Problems with Thompson Regulatory Accounting Rider
by Guest Blogger, 2/26/2002
Sen. Fred Thompson (R-TN) is pushing a rider, Sec. 620, Treasury, Postal Services and General Government Appropriations Bill, that would require OMB to conduct a cumulative cost-benefit analysis of all agency rules and paperwork -- referred to as regulatory accounting -- on a permanent basis, each and every year. (OMB Watcher Online article)
Sec. 620, Treasury, Postal Services and General Government Appropriations Bill
1. It contains a potentially burdensome requirement for cumulative cost-benefit analysis that has no practical utility for public policy. For the last four years, Congress has enacted appropriations riders requiring OMB to conduct a cumulative cost-benefit analysis, expressed in monetized figures, for all federal regulation. In its three completed reports, OMB makes a special effort to point out that rulemaking decisions are made on a case-by-case basis, as they must be, and that throwing all of the government's diverse regulations, from environmental standards to economic controls, into the same pot has little practical utility for public policy. "[W]e still believe that the limitations of these estimates for use in making recommendations about reforming or eliminating regulatory programs are severe," OMB states in its second report. "Aggregate estimates of the costs and benefits offer little guidance on how to improve the efficiency, effectiveness, or soundness of the existing body of regulations." Further calling into question its applicability to policy-making is the inherent uncertainty involved in cumulative cost-benefit analysis. OMB discusses a litany of factors that, in its words, make it "difficult, if not impossible, to estimate the actual total costs and benefits of all existing Federal regulations with any degree of precision."
2. It takes an all-things-are-possible approach. The Thompson regulatory accounting rider calls for OMB to estimate the annual costs and benefits of rules and paperwork (a) in the aggregate, (b) by agency, agency program, and (c) by major rule. In addition, OMB would have to assess the impacts of federal rules on federal, state, local and tribal governments, small business, wages, and economic growth. The biggest problem with these new requirements is that much of the information called for is not currently generated during agency rulemakings, leaving OMB with nothing to base its analysis on. For instance, under the Paperwork Reduction Act, agencies are not currently required to conduct cost-benefit analyses for paperwork; rather, the agency is to assess "practical utility" and burdens imposed. Nor do agencies currently conduct analysis by "agency program." In testifying against regulatory accounting legislation (S. 59), OMB has said that these, and other requirements, would mean that "agencies may have to be called upon to compile detailed data that they do not now have, and undertake analyses that they do not now conduct, using scarce staff and contract resources, regardless of any practical analytic need as part of the rulemaking process."

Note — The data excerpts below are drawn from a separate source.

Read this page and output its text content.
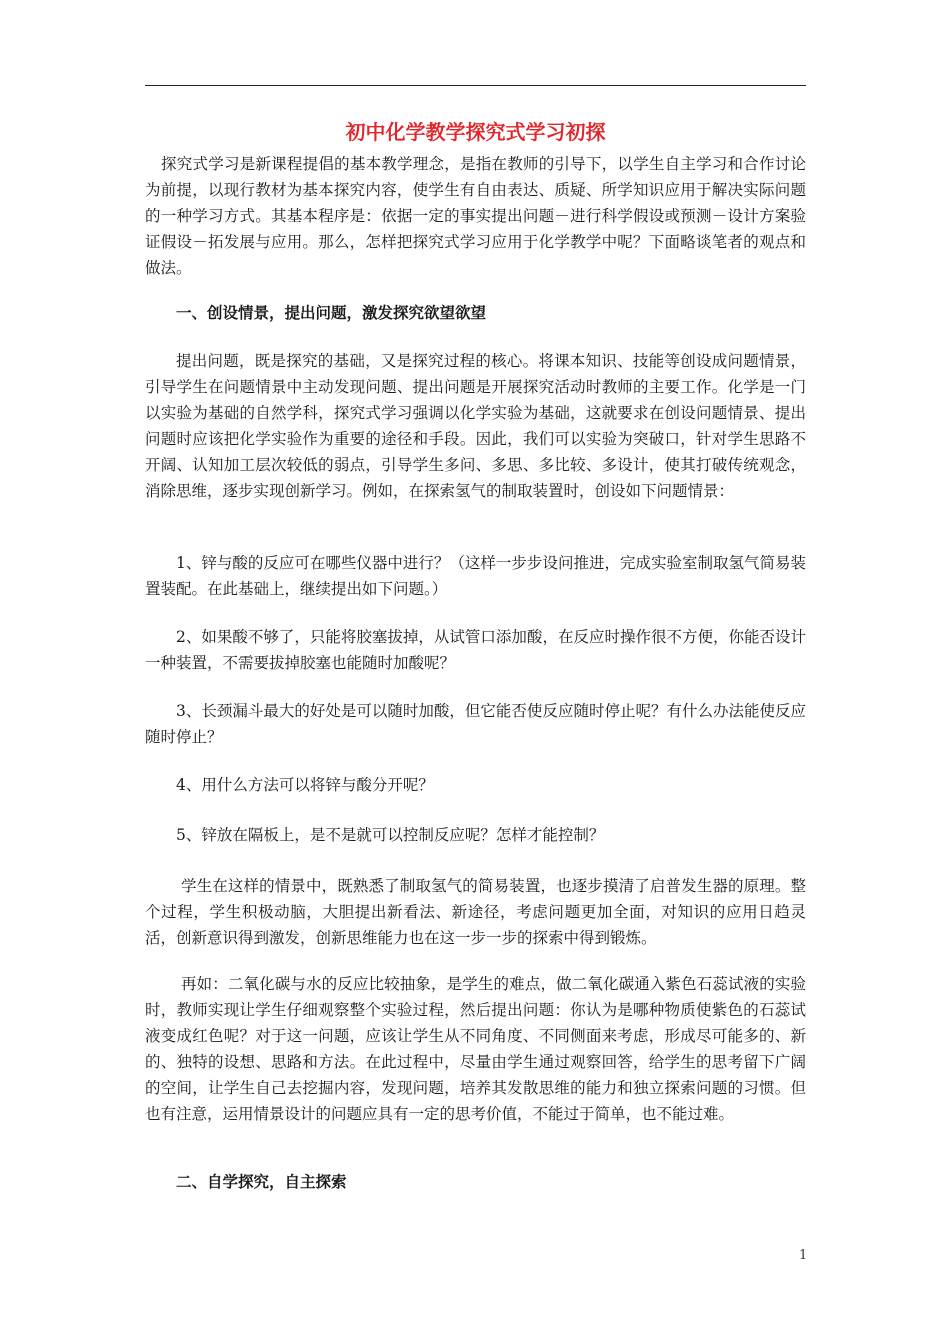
初中化学教学探究式学习初探

探究式学习是新课程提倡的基本教学理念，是指在教师的引导下，以学生自主学习和合作讨论为前提，以现行教材为基本探究内容，使学生有自由表达、质疑、所学知识应用于解决实际问题的一种学习方式。其基本程序是：依据一定的事实提出问题－进行科学假设或预测－设计方案验证假设－拓发展与应用。那么，怎样把探究式学习应用于化学教学中呢？下面略谈笔者的观点和做法。

一、创设情景，提出问题，激发探究欲望欲望

提出问题，既是探究的基础，又是探究过程的核心。将课本知识、技能等创设成问题情景，引导学生在问题情景中主动发现问题、提出问题是开展探究活动时教师的主要工作。化学是一门以实验为基础的自然学科，探究式学习强调以化学实验为基础，这就要求在创设问题情景、提出问题时应该把化学实验作为重要的途径和手段。因此，我们可以实验为突破口，针对学生思路不开阔、认知加工层次较低的弱点，引导学生多问、多思、多比较、多设计，使其打破传统观念，消除思维，逐步实现创新学习。例如，在探索氢气的制取装置时，创设如下问题情景：

1、锌与酸的反应可在哪些仪器中进行？（这样一步步设问推进，完成实验室制取氢气简易装置装配。在此基础上，继续提出如下问题。）

2、如果酸不够了，只能将胶塞拔掉，从试管口添加酸，在反应时操作很不方便，你能否设计一种装置，不需要拔掉胶塞也能随时加酸呢？

3、长颈漏斗最大的好处是可以随时加酸，但它能否使反应随时停止呢？有什么办法能使反应随时停止？

4、用什么方法可以将锌与酸分开呢？

5、锌放在隔板上，是不是就可以控制反应呢？怎样才能控制？

学生在这样的情景中，既熟悉了制取氢气的简易装置，也逐步摸清了启普发生器的原理。整个过程，学生积极动脑，大胆提出新看法、新途径，考虑问题更加全面，对知识的应用日趋灵活，创新意识得到激发，创新思维能力也在这一步一步的探索中得到锻炼。

再如：二氧化碳与水的反应比较抽象，是学生的难点，做二氧化碳通入紫色石蕊试液的实验时，教师实现让学生仔细观察整个实验过程，然后提出问题：你认为是哪种物质使紫色的石蕊试液变成红色呢？对于这一问题，应该让学生从不同角度、不同侧面来考虑，形成尽可能多的、新的、独特的设想、思路和方法。在此过程中，尽量由学生通过观察回答，给学生的思考留下广阔的空间，让学生自己去挖掘内容，发现问题，培养其发散思维的能力和独立探索问题的习惯。但也有注意，运用情景设计的问题应具有一定的思考价值，不能过于简单，也不能过难。

二、自学探究，自主探索

1
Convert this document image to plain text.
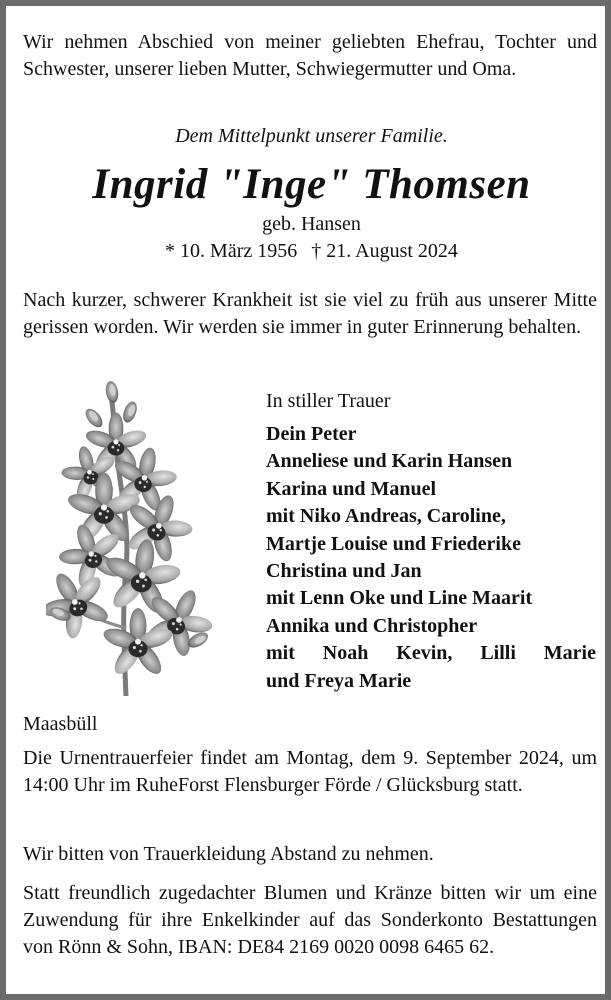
Wir nehmen Abschied von meiner geliebten Ehefrau, Tochter und Schwester, unserer lieben Mutter, Schwiegermutter und Oma.

Dem Mittelpunkt unserer Familie.
Ingrid "Inge" Thomsen
geb. Hansen
* 10. März 1956 † 21. August 2024

Nach kurzer, schwerer Krankheit ist sie viel zu früh aus unserer Mitte gerissen worden. Wir werden sie immer in guter Erinnerung behalten.

In stiller Trauer
Dein Peter
Anneliese und Karin Hansen
Karina und Manuel
mit Niko Andreas, Caroline,
Martje Louise und Friederike
Christina und Jan
mit Lenn Oke und Line Maarit
Annika und Christopher
mit Noah Kevin, Lilli Marie
und Freya Marie
Maasbüll

Die Urnentrauerfeier findet am Montag, dem 9. September 2024, um 14:00 Uhr im RuheForst Flensburger Förde / Glücksburg statt.

Wir bitten von Trauerkleidung Abstand zu nehmen.

Statt freundlich zugedachter Blumen und Kränze bitten wir um eine Zuwendung für ihre Enkelkinder auf das Sonderkonto Bestattungen von Rönn & Sohn, IBAN: DE84 2169 0020 0098 6465 62.
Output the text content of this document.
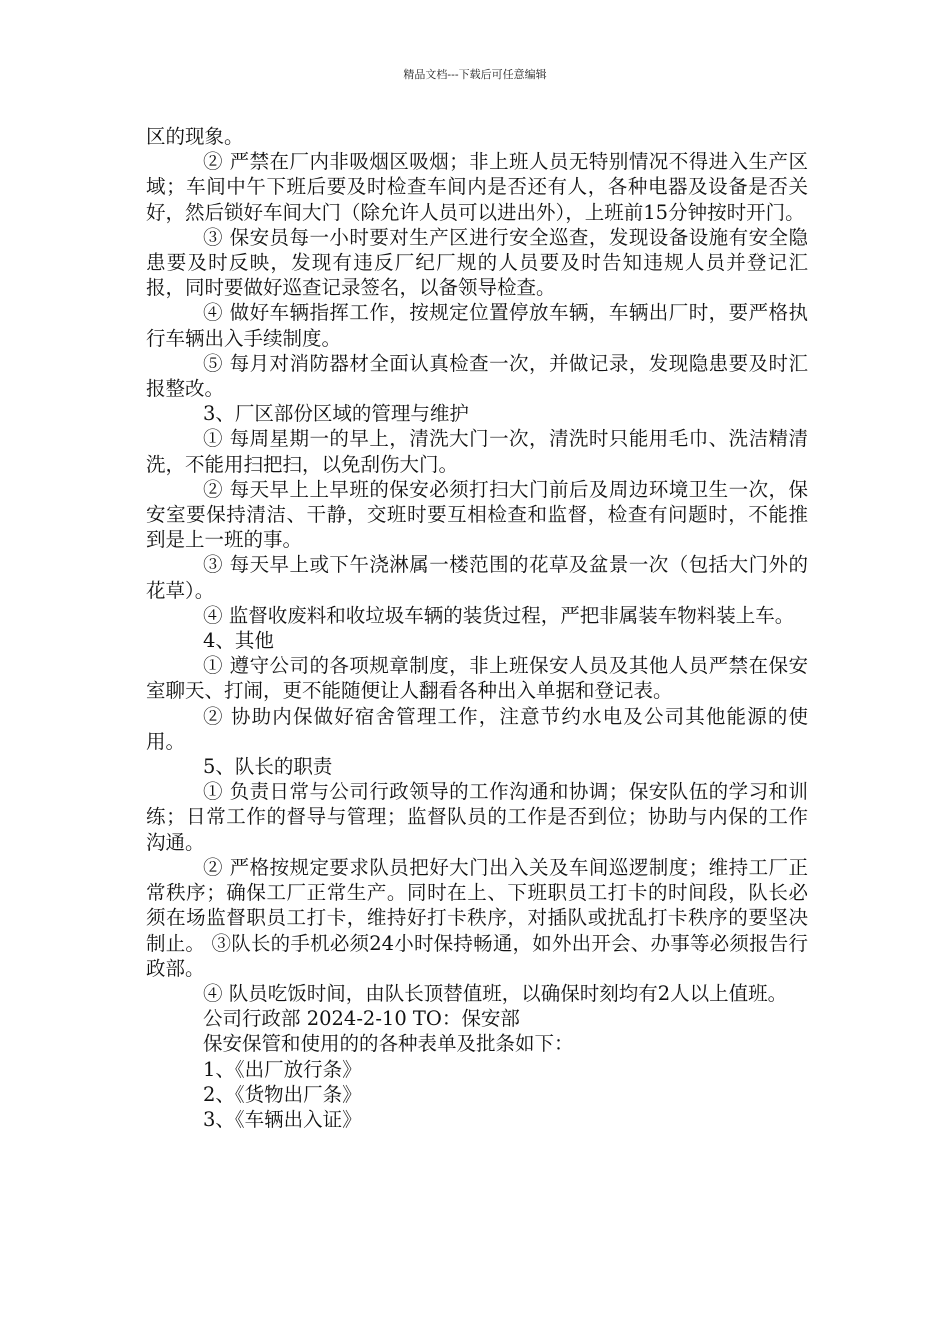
精品文档---下载后可任意编辑

区的现象。

② 严禁在厂内非吸烟区吸烟；非上班人员无特别情况不得进入生产区域；车间中午下班后要及时检查车间内是否还有人，各种电器及设备是否关好，然后锁好车间大门（除允许人员可以进出外），上班前15分钟按时开门。

③ 保安员每一小时要对生产区进行安全巡查，发现设备设施有安全隐患要及时反映，发现有违反厂纪厂规的人员要及时告知违规人员并登记汇报，同时要做好巡查记录签名，以备领导检查。

④ 做好车辆指挥工作，按规定位置停放车辆，车辆出厂时，要严格执行车辆出入手续制度。

⑤ 每月对消防器材全面认真检查一次，并做记录，发现隐患要及时汇报整改。

3、厂区部份区域的管理与维护

① 每周星期一的早上，清洗大门一次，清洗时只能用毛巾、洗洁精清洗，不能用扫把扫，以免刮伤大门。

② 每天早上上早班的保安必须打扫大门前后及周边环境卫生一次，保安室要保持清洁、干静，交班时要互相检查和监督，检查有问题时，不能推到是上一班的事。

③ 每天早上或下午浇淋属一楼范围的花草及盆景一次（包括大门外的花草）。

④ 监督收废料和收垃圾车辆的装货过程，严把非属装车物料装上车。

4、其他

① 遵守公司的各项规章制度，非上班保安人员及其他人员严禁在保安室聊天、打闹，更不能随便让人翻看各种出入单据和登记表。

② 协助内保做好宿舍管理工作，注意节约水电及公司其他能源的使用。

5、队长的职责

① 负责日常与公司行政领导的工作沟通和协调；保安队伍的学习和训练；日常工作的督导与管理；监督队员的工作是否到位；协助与内保的工作沟通。

② 严格按规定要求队员把好大门出入关及车间巡逻制度；维持工厂正常秩序；确保工厂正常生产。同时在上、下班职员工打卡的时间段，队长必须在场监督职员工打卡，维持好打卡秩序，对插队或扰乱打卡秩序的要坚决制止。 ③队长的手机必须24小时保持畅通，如外出开会、办事等必须报告行政部。

④ 队员吃饭时间，由队长顶替值班，以确保时刻均有2人以上值班。

公司行政部 2024-2-10 TO：保安部

保安保管和使用的的各种表单及批条如下：

1、《出厂放行条》

2、《货物出厂条》

3、《车辆出入证》
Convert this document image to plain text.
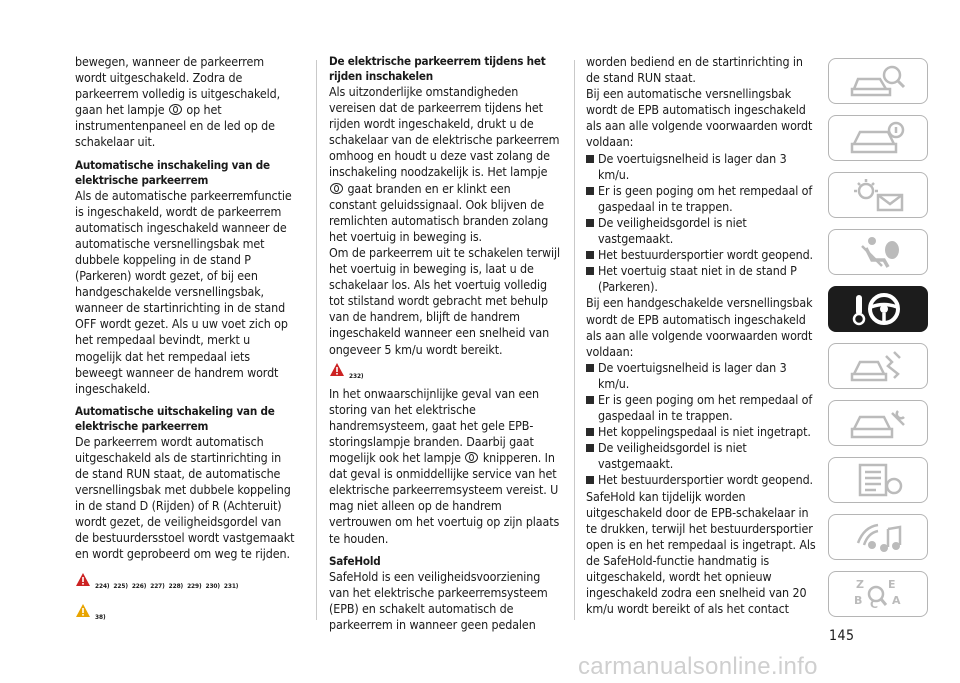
bewegen, wanneer de parkeerrem wordt uitgeschakeld. Zodra de parkeerrem volledig is uitgeschakeld, gaan het lampje op het instrumentenpaneel en de led op de schakelaar uit.

Automatische inschakeling van de elektrische parkeerrem

Als de automatische parkeerremfunctie is ingeschakeld, wordt de parkeerrem automatisch ingeschakeld wanneer de automatische versnellingsbak met dubbele koppeling in de stand P (Parkeren) wordt gezet, of bij een handgeschakelde versnellingsbak, wanneer de startinrichting in de stand OFF wordt gezet. Als u uw voet zich op het rempedaal bevindt, merkt u mogelijk dat het rempedaal iets beweegt wanneer de handrem wordt ingeschakeld.

Automatische uitschakeling van de elektrische parkeerrem

De parkeerrem wordt automatisch uitgeschakeld als de startinrichting in de stand RUN staat, de automatische versnellingsbak met dubbele koppeling in de stand D (Rijden) of R (Achteruit) wordt gezet, de veiligheidsgordel van de bestuurdersstoel wordt vastgemaakt en wordt geprobeerd om weg te rijden.

224) 225) 226) 227) 228) 229) 230) 231)
38)
De elektrische parkeerrem tijdens het rijden inschakelen

Als uitzonderlijke omstandigheden vereisen dat de parkeerrem tijdens het rijden wordt ingeschakeld, drukt u de schakelaar van de elektrische parkeerrem omhoog en houdt u deze vast zolang de inschakeling noodzakelijk is. Het lampje  gaat branden en er klinkt een constant geluidssignaal. Ook blijven de remlichten automatisch branden zolang het voertuig in beweging is.

Om de parkeerrem uit te schakelen terwijl het voertuig in beweging is, laat u de schakelaar los. Als het voertuig volledig tot stilstand wordt gebracht met behulp van de handrem, blijft de handrem ingeschakeld wanneer een snelheid van ongeveer 5 km/u wordt bereikt.

232)

In het onwaarschijnlijke geval van een storing van het elektrische handremsysteem, gaat het gele EPB-storingslampje branden. Daarbij gaat mogelijk ook het lampje knipperen. In dat geval is onmiddellijke service van het elektrische parkeerremsysteem vereist. U mag niet alleen op de handrem vertrouwen om het voertuig op zijn plaats te houden.

SafeHold

SafeHold is een veiligheidsvoorziening van het elektrische parkeerremsysteem (EPB) en schakelt automatisch de parkeerrem in wanneer geen pedalen

worden bediend en de startinrichting in de stand RUN staat.

Bij een automatische versnellingsbak wordt de EPB automatisch ingeschakeld als aan alle volgende voorwaarden wordt voldaan:

De voertuigsnelheid is lager dan 3 km/u.

Er is geen poging om het rempedaal of gaspedaal in te trappen.

De veiligheidsgordel is niet vastgemaakt.

Het bestuurdersportier wordt geopend.

Het voertuig staat niet in de stand P (Parkeren).

Bij een handgeschakelde versnellingsbak wordt de EPB automatisch ingeschakeld als aan alle volgende voorwaarden wordt voldaan:

De voertuigsnelheid is lager dan 3 km/u.

Er is geen poging om het rempedaal of gaspedaal in te trappen.

Het koppelingspedaal is niet ingetrapt.

De veiligheidsgordel is niet vastgemaakt.

Het bestuurdersportier wordt geopend.

SafeHold kan tijdelijk worden uitgeschakeld door de EPB-schakelaar in te drukken, terwijl het bestuurdersportier open is en het rempedaal is ingetrapt. Als de SafeHold-functie handmatig is uitgeschakeld, wordt het opnieuw ingeschakeld zodra een snelheid van 20 km/u wordt bereikt of als het contact

Z E
B C A
145
carmanualsonline.info
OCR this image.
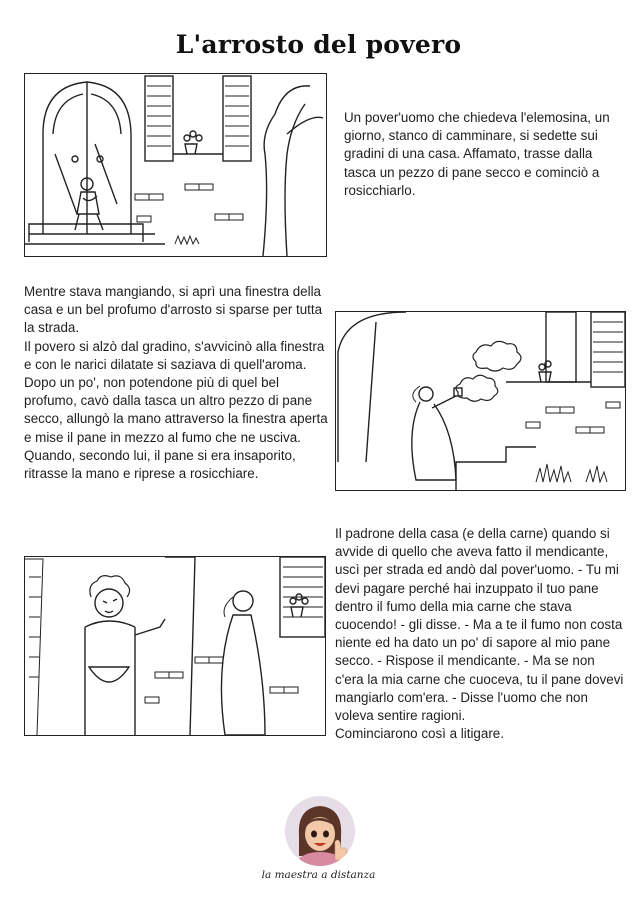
L'arrosto del povero

Un pover'uomo che chiedeva l'elemosina, un giorno, stanco di camminare, si sedette sui gradini di una casa. Affamato, trasse dalla tasca un pezzo di pane secco e cominciò a rosicchiarlo.

Mentre stava mangiando, si aprì una finestra della casa e un bel profumo d'arrosto si sparse per tutta la strada.

Il povero si alzò dal gradino, s'avvicinò alla finestra e con le narici dilatate si saziava di quell'aroma.

Dopo un po', non potendone più di quel bel profumo, cavò dalla tasca un altro pezzo di pane secco, allungò la mano attraverso la finestra aperta e mise il pane in mezzo al fumo che ne usciva.

Quando, secondo lui, il pane si era insaporito, ritrasse la mano e riprese a rosicchiare.

Il padrone della casa (e della carne) quando si avvide di quello che aveva fatto il mendicante, uscì per strada ed andò dal pover'uomo. - Tu mi devi pagare perché hai inzuppato il tuo pane dentro il fumo della mia carne che stava cuocendo! - gli disse. - Ma a te il fumo non costa niente ed ha dato un po' di sapore al mio pane secco. - Rispose il mendicante. - Ma se non c'era la mia carne che cuoceva, tu il pane dovevi mangiarlo com'era. - Disse l'uomo che non voleva sentire ragioni.

Cominciarono così a litigare.

la maestra a distanza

4. It contains slanted analytical requirements. The bill asks for subanalyses of impacts on state and local governments, small business, wages, and economic growth. But there is no such specificity in evaluating benefits, although there are certainly subcategories here worth considering — including effects on vulnerable populations, such as children, the elderly and the disabled. Moreover, such an aggregate accounting inherently overstates costs. The rider says nonquantifiable factors should be considered by OMB. But in practice, cumulative regulatory accounting, as demonstrated by OMB's three reports, is an excercise of monetization. However, agencies often evaluate benefits using qualitative factors, such as the reduction in health or safety risks to children, while costs are more easily stated in monetary terms. Such an analytical discrepancy is only accentuated when you attempt to add up all federal regulation at once in a monetized study, producing numbers that are greatly misleading.
5. It masks value judgements. When seemingly qualitative factors are converted to monetized figures — as OMB has begun to do to fulfill its regulatory accounting obligations — value judgements become hidden behind a mask of technical expertise. For instance, OMB incorporated the estimated benefits of reducing lead in gasoline, including the prevention of IQ loss in children. To quantify IQ loss, OMB estimated the loss of future earning capacity — although it's hard to imagine any parent who would regard their child's drop in IQ as adequately captured by such an estimate. And this is just one of the many value judgements buried in OMB's numbers.